Alla porta della Torre Rotonda venni accolto da una persona in hieb bianco e camicia cremisi, che portava una catena d'argento intorno al collo: Faxe, il Profeta della Fortezza di Otherhord. Alla vista del suo volto bello e gentile, il primo volto conosciuto che vedessi da moltissimi giorni, una fiumana di sollievo travolse e addolcì il mio umore di risoluzione tesa e forzata. Quando Faxe mi prese le mani, nel raro gesto di saluto karhidiano, e mi diede il benvenuto come amico, riuscii a rispondere in qualche maniera al suo calore.

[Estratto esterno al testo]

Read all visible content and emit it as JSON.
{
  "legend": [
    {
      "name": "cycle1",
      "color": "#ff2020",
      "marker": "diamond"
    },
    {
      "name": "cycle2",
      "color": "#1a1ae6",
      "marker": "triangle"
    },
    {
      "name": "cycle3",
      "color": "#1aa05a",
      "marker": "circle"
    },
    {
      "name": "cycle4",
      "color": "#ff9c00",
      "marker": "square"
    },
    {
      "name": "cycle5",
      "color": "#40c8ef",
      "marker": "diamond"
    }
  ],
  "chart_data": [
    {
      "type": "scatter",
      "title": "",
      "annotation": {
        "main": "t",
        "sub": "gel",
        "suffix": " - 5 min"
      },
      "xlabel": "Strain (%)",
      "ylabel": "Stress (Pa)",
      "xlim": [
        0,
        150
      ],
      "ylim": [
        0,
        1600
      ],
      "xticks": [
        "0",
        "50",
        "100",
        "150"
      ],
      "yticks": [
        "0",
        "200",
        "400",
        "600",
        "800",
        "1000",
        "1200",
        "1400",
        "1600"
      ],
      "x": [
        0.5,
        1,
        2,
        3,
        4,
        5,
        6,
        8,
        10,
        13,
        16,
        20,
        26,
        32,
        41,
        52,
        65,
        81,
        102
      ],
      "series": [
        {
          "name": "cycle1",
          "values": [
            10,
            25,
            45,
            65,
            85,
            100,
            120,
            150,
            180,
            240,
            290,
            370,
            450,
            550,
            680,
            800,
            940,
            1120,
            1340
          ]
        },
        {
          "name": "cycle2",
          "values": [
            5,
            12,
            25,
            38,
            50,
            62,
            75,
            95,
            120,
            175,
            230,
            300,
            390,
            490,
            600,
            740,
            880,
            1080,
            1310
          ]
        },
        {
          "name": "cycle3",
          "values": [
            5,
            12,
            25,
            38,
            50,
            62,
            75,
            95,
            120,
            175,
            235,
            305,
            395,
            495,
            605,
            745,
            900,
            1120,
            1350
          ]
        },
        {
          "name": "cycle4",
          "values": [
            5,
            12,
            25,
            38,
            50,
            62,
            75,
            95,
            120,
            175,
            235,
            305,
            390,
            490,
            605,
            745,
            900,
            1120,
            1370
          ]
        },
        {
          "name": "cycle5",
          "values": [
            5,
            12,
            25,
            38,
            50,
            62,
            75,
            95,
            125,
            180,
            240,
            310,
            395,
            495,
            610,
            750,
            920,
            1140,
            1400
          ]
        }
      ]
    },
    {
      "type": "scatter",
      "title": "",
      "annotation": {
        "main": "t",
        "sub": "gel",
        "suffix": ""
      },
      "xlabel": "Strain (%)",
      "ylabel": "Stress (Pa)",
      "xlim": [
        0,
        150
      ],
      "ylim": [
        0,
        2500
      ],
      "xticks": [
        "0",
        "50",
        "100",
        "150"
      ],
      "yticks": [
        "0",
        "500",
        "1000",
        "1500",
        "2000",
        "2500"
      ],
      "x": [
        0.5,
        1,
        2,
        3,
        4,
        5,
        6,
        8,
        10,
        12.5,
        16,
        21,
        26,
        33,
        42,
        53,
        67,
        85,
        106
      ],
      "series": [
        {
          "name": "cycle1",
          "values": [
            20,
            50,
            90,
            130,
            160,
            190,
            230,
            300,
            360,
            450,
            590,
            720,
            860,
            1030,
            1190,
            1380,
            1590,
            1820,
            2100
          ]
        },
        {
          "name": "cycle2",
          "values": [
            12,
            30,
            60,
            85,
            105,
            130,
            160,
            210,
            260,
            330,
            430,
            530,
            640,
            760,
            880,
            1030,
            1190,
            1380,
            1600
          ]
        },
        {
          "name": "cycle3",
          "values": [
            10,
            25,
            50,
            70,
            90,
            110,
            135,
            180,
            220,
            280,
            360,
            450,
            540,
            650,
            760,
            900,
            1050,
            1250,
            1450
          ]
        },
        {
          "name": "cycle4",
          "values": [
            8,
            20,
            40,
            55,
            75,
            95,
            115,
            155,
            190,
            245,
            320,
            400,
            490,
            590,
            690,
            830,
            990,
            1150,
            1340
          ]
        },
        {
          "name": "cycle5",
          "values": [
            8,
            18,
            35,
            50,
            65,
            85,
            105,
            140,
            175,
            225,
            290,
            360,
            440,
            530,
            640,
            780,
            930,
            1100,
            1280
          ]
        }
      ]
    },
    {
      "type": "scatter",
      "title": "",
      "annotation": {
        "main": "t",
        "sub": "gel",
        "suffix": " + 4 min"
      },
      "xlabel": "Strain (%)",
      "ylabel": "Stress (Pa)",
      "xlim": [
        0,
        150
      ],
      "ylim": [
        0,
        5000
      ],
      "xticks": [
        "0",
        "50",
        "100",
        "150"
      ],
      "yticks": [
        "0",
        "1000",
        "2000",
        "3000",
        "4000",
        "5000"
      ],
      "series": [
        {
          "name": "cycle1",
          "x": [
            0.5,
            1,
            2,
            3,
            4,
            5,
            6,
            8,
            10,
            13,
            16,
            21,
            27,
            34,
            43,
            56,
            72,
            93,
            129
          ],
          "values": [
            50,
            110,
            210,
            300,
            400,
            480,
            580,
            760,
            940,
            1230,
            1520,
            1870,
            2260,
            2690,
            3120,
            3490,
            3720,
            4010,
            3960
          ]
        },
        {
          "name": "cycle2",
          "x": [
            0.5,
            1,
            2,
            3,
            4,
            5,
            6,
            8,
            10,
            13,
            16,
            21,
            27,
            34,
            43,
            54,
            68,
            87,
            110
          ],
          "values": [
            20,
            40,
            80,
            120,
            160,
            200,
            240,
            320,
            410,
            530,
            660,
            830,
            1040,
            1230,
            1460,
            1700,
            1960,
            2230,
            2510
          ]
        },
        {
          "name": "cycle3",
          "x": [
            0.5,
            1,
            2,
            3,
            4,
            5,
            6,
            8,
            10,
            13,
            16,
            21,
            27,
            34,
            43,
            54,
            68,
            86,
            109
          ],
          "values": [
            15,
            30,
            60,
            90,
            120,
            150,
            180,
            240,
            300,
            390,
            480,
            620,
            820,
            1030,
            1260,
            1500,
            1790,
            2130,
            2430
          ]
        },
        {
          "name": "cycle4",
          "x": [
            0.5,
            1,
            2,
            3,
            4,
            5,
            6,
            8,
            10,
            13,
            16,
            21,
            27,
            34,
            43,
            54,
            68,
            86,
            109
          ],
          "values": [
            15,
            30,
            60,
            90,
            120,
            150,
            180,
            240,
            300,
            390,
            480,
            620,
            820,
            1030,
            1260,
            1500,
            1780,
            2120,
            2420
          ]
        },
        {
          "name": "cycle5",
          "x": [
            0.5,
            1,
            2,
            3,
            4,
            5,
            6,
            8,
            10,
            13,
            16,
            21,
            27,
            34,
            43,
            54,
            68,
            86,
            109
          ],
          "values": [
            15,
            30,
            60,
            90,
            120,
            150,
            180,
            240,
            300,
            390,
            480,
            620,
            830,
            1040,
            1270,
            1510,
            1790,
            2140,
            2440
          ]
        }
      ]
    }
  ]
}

Lui era stato mandato al kyorremy dal suo distretto, Sud Rer, nei primi giorni dell'autunno. L'elezione di membri del consiglio tra gli Abitanti delle Fortezze Handdara non è un evento insolito; non è però usuale che un Tessitore accetti la carica, e credo che Faxe avrebbe rifiutato, se egli non fosse stato troppo preoccupato degli effetti del governo di Tibe, e della direzione in cui esso stava portando la nazione. Così egli si era separato dalla catena rossa di Tessitore, e aveva indossato la catena d'argento del consigliere; e non aveva impiegato molto a lasciare il suo segno nella corte, perché dal mese di Thern era diventato membro dell'Heskyorremy, o Concilio Interno, che serve da contrappeso al Primo Ministro, ed era stato il re a nominarlo per quell'alto incarico. Forse Faxe stava salendo a quella posizione di eminenza dalla quale Estraven, meno di un anno prima, era caduto. Le carriere politiche, in Karhide, sono brusche, precipitose.
Nella Torre Rotonda, una casetta fredda e pomposa, Faxe e io parlammo a lungo, prima che io dovessi vedere qualcun altro, o fare qualche dichiarazione o apparizione formale. Lui mi chiese, con i suoi occhi chiari fissi su di me:
— C'è una nave che viene, allora, che discende sulla terra: una nave più grande di quella con la quale siete disceso sull'Isola di Horden, tre anni fa. È vero, questo?
— Sì. Cioè, ho inviato un messaggio che dovrebbe prepararla a discendere.
— E quando verrà?
Quando mi resi conto di non sapere neppure in quale giorno del mese fossimo, cominciai anche a capire in quali condizioni tragiche mi ero trovato, fisicamente e moralmente, negli ultimi tempi. Fui costretto a contare faticosamente i giorni, risalendo a quello precedente la morte di Estraven. Quando scoprii che l'astronave, se fosse stata alla distanza minima nel momento della chiamata, doveva già trovarsi in orbita planetaria, in attesa di una mia comunicazione, provai un'altra scossa violenta.
— Devo comunicare con la nave. Vorranno delle istruzioni. Dove desidera che discenda, il re? Dovrebbe trattarsi di una regione disabitata, e abbastanza vasta. Devo avere una trasmittente…
Tutto venne disposto rapidamente, e con facilità. Le interminabili convulsioni e frustrazioni dei miei precedenti contatti con il Governo di Erhenrang si erano fuse come ghiaccio in un fiume caldo, nel tempo del disgelo. La ruota girava… Il giorno dopo avrei avuto un'udienza dal re.
C'erano voluti sei mesi, a Estraven, per predisporre la mia prima udienza. C'era voluto tutto il resto della sua vita per disporre la seconda.
Ero troppo stanco per provare apprensione, questa volta, e c'erano cose, nella mia mente, il cui peso era assai superiore alla vergogna, o alla coscienza di me stesso. Percorsi il lungo corridoio rosso, sotto le bandiere polverose, e mi fermai davanti alla piattaforma, con i suoi tre grandi focolari, dove tre fuochi vividi scintillavano e crepitavano. Il re era seduto accanto al focolare centrale, curvo su uno sgabello intarsiato, accanto al tavolo.